In the February issue of ELR’s News & Analysis, authors Robert L. Olson and Dave Rejeski seeks to better understand why it is so difficult to galvanize attention to slow environmental threats and sustain efforts to deal with them. They explain that these problems stretch out beyond the time frame in which governments make budgets or do strategic planning. “In the U.S. government, where political appointees remain on average for two years, problems of this kind are typically treated as low-priority or politically irrelevant, if they are even noticed,” they write. “Without that awareness and sense of alarm, the problems are likely to continue worsening until their impacts become severe and obvious, stressing our ability to respond, or, in the worst cases, passing tipping points where no amount of effort can prevent catastrophic impacts.”

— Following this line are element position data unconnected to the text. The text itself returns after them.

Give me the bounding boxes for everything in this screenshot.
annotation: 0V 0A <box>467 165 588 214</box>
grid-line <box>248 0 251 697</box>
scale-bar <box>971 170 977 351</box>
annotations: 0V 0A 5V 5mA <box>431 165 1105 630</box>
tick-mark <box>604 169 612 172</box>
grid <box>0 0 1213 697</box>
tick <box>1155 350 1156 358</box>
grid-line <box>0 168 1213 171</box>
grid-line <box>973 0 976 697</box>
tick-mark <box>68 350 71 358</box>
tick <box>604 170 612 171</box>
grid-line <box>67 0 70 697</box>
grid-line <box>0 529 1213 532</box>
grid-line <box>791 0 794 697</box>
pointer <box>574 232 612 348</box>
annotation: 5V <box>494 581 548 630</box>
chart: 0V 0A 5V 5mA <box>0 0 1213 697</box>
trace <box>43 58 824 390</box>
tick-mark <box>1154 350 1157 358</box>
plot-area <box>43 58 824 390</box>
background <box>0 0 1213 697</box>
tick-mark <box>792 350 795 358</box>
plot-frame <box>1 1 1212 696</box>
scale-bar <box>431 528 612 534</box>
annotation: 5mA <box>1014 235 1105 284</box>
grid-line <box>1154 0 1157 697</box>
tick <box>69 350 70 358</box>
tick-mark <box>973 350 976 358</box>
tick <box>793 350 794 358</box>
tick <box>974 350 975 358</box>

No single explanation is sufficient. But insights from several different fields—evolutionary psychology and neuroscience, behavioral economics and decision theory, social psychology, journalism, and political science—help us see what we are up against so we can devise better strategies for approaching this class of problems. A fundamental reason it is hard to motivate action on many problems is that our brains are simply not wired to respond to large, slow-moving threats. But, warn the authors, it gets worse: “Our brains are not only poor at attending to slow environmental threats, they also have trouble assessing the risks these threats pose even when they are noticed.” Social and psychological dynamics can also keep us from accepting the reality of problems, as people tend to hold viewpoints that are consistent with the values and outlooks held by groups with which they self-identify. And slow threats seldom meet the criteria for being newsworthy.
Olson and Rejeski offer a number of strategies that can help environmental practitioners work through these barriers to action. Some of them, such as having an appropriate message delivered by a credible messenger, are conventional communications strategies. Others, such as the use of playable models or citizen science, are more novel. But because slow environmental threats are the most difficult to deal with, using as many strategies as possible is the best path forward to a sustainable future.